Preliminary but encouraging data on these experiments were reported Sunday at the annual scientific meeting in Chicago of the American Heart Association. Doctors said the shifted cells can live inside the heart's dead scar tissue and show at least some signs of contracting like the original heart muscle.

"This is quite exciting and definitely new," said Dr. Timothy Gardner of the University of Pennsylvania, who is not involved in the studies.

For now, all that researchers can say for sure is that the transferred cells take root and flourish in dead areas of the heart. Whether they make the heart pump more forcefully remains to be proved, although researchers say they see encouraging evidence that this may happen.

"The results so far support the hypothesis that these cells will do some good. It gives us a reason to go on," said Dr.
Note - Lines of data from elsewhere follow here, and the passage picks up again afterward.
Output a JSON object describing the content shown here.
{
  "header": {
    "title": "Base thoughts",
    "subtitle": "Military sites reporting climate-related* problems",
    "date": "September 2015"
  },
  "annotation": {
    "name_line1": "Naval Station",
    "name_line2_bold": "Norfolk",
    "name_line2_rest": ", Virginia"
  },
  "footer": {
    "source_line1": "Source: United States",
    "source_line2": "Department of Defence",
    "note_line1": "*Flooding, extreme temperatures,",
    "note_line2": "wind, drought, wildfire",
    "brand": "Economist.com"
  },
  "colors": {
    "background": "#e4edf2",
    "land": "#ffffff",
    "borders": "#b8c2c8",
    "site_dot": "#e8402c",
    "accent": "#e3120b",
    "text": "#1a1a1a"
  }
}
Francis Pagani of the University of Michigan.

Pagani is working with Dib, whose team tested the approach on 16 patients getting either coronary bypasses or temporary pumps to keep them alive until they could have heart transplants.

Ordinarily, the heart pushes out more than half of its blood with each beat. Dib's patients had such bad heart failure that their hearts pumped just 23 percent. After the bypasses and cell injections, this improved to 36 percent, although it was impossible say how much, if any, of the new strength resulted from the extra cells.

Like Manasche, Dib's team begins with immature muscle cells, called myoblasts, obtained from the patients' own thighs. These are grown in test tubes until millions are available. Then they are injected into parts of the heart that died during heart attacks.

"We clearly showed living tissue in the injected scar," Dib said.

Dr. Tomasz Siminiak of the University School of Medical Science in Poznan, Poland, tested the same approach on 10 patients. Improved contraction was seen in scarred areas of the heart within a month of the procedure.

Both Manasche and Siminiak found that patients needed drugs to prevent potentially lethal heart rhythm disturbances in the months following the injections, although this hazard appeared to go away with time.

Drs. Manuel Galinanes of the University of Leicester in Britain and Christof Stamm of Rostock University in Germany are using primitive bone marrow cells instead of thigh muscle cells, and both say their results are similar.

Using heart scans, Galinanes found no change in the way the scarred tissue moved after receiving solely bypass surgery or marrow cell injections. However, he said, "when the two treatments were applied in combination, we saw a very, very significant improvement."